Malgré les critiques de cette vision linéaire et les retournements imprévisibles et inattendus du mouvement de l’Histoire et le paradigme de l’indéterminisme qui commence à gagner toutes les disciplines du savoir contemporain, désormais postmoderne, certains continuent encore à maintenir cette vision prophétique en annonçant « la fin de l’histoire » comme Francis Fukuyama ou un « choc des civilisations » comme Samuel Huntington.
Or on sait qu’aujourd’hui en matière du savoir humain on est loin des certitudes, même en sciences dites exactes. Nous devenons de plus en plus des socratiques. En effet plus le savoir scientifique et technoscientifique avance plus on découvre des zones abyssales de notre ignorance. La crise épistémologique a touché tous les domaines du savoir humain contemporain : les mathématiques avec le théorème d’incomplétude et d’indécidabilité de Gödel qui remet en cause le statut des mathématiques en tant que science exacte ; la physique quantique qui remet en cause le déterminisme de la physique classique, avec, en autres, son principe d’incertitude. Si les sciences exactes sont dans ce domine prédictif en totale crise que dire alors des sciences humaines.
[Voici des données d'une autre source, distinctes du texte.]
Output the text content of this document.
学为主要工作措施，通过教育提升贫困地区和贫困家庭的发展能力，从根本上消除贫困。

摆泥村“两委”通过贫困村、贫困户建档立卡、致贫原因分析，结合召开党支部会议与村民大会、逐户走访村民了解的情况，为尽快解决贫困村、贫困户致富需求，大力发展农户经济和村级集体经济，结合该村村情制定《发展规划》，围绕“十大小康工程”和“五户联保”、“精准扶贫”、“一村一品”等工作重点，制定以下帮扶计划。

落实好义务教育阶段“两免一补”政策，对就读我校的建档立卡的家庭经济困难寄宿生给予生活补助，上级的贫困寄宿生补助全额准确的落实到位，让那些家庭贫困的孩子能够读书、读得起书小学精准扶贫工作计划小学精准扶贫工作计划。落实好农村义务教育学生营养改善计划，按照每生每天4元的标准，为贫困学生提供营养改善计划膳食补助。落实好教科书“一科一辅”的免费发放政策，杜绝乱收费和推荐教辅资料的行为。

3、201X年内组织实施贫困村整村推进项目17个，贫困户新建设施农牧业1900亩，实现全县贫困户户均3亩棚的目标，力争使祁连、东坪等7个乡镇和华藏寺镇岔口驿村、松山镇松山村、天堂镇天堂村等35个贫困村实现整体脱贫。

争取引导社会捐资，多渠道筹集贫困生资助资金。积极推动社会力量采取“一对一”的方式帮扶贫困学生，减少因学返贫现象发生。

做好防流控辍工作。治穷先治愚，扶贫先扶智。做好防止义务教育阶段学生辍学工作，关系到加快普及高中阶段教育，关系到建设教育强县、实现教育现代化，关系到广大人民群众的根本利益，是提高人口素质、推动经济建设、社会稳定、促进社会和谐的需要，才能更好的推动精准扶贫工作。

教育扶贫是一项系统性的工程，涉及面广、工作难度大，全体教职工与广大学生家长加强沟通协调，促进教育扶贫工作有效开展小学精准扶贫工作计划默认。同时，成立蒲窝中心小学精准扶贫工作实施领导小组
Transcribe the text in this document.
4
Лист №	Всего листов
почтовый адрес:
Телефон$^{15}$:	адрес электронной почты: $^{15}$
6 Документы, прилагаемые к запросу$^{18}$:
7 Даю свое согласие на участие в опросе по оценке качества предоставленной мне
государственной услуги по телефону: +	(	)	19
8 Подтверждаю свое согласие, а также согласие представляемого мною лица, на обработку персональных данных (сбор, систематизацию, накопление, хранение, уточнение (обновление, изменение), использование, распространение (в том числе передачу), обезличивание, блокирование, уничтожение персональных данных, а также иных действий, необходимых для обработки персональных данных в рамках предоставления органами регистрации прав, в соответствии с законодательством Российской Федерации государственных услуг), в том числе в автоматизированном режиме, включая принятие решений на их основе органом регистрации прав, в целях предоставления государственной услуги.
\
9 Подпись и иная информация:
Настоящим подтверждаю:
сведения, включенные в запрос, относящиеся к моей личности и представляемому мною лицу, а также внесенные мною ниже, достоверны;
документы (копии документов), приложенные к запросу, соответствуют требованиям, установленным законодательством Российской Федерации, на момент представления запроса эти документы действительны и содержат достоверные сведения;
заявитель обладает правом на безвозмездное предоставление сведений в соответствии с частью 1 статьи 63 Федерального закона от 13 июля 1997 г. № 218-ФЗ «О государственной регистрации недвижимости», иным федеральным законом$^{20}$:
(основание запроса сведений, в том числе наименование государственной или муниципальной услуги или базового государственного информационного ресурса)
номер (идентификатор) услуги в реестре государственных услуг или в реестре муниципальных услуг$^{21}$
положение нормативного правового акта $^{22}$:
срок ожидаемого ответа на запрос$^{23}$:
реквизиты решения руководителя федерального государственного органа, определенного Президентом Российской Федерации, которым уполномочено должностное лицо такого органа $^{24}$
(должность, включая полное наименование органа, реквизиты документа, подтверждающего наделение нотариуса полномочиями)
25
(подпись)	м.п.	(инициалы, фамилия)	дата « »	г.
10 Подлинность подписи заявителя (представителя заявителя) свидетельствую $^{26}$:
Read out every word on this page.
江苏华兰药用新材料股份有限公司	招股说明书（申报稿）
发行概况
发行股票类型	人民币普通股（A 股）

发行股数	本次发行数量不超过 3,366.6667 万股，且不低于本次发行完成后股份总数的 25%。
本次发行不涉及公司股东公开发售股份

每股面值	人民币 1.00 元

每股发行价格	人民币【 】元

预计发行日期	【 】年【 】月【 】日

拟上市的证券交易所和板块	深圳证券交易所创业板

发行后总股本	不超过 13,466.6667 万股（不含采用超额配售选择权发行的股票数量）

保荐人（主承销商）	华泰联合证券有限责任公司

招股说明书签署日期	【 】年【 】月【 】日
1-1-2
L’histoire totale est donc une mission impossible. On ne peut comprendre les événements qu’après coup, pas avant. Tous les esprits qui se sont engagés à cerner sa complexité, ses dimensions et ses multiples strates n’ont abouti à rien. Ceux qui l’ont réduite à une discipline scientifique ou à une idéologie politique ont finit par élaborer des systèmes totalitaires sous le prétexte d’assurer un bonheur aux peuples. Un bonheur devenu obligé, assuré par les hommes pour les hommes, et même contre leur grès.
L’erreur viendrait alors de ce mélange des genres et la confusion entre les répertoires de l’Histoire d’une part et la théologie, la philosophie, les sciences exactes ou la morale d’autre part.
Tout ce que nous pouvons faire c’est d’agir d’une façon juste au niveau de notre réalité présente. Le passé est passé, l’avenir reste inconnu. Nous sommes rendus à cette modeste condition. Et c’est dans cette perspective que se situe justement la concentration du temps dans le présent.
Or notre présent aujourd’hui est marqué par une diversité qu’il faudrait gérer, et qui est l’une des grandes révélations de notre humanité postmoderne. C’est à ce niveau que l’appel du Coran reste d’une actualité criante. Il consiste à souligner que jamais l’humanité ne sera homogène en matière culturelle ou dans le domaine des convictions philosophiques et religieuses. « Si Dieu l’avait voulu, il aurait fait de vous une seule communauté [2] ». Toute entreprise de conversion de l’autre à ses propres convictions, à sa propre civilisation, à ses propres valeurs et vérités est impossible. Toute tentative d’uniformisation de notre humanité est contre le Destin de Dieu, contre Sa volonté. Il y a ici matière pour un fatalisme éclairé qui prend l’histoire telle qu’elle se présente. À ce titre nous avons plus besoin d’une théologie de la réalité qu’une théologie de l’histoire.
[1] dans son livre « Droit, législation, liberté ».
[2] Coran (5, 48).
Tareq Oubrou – Vision musulmane eschatologique.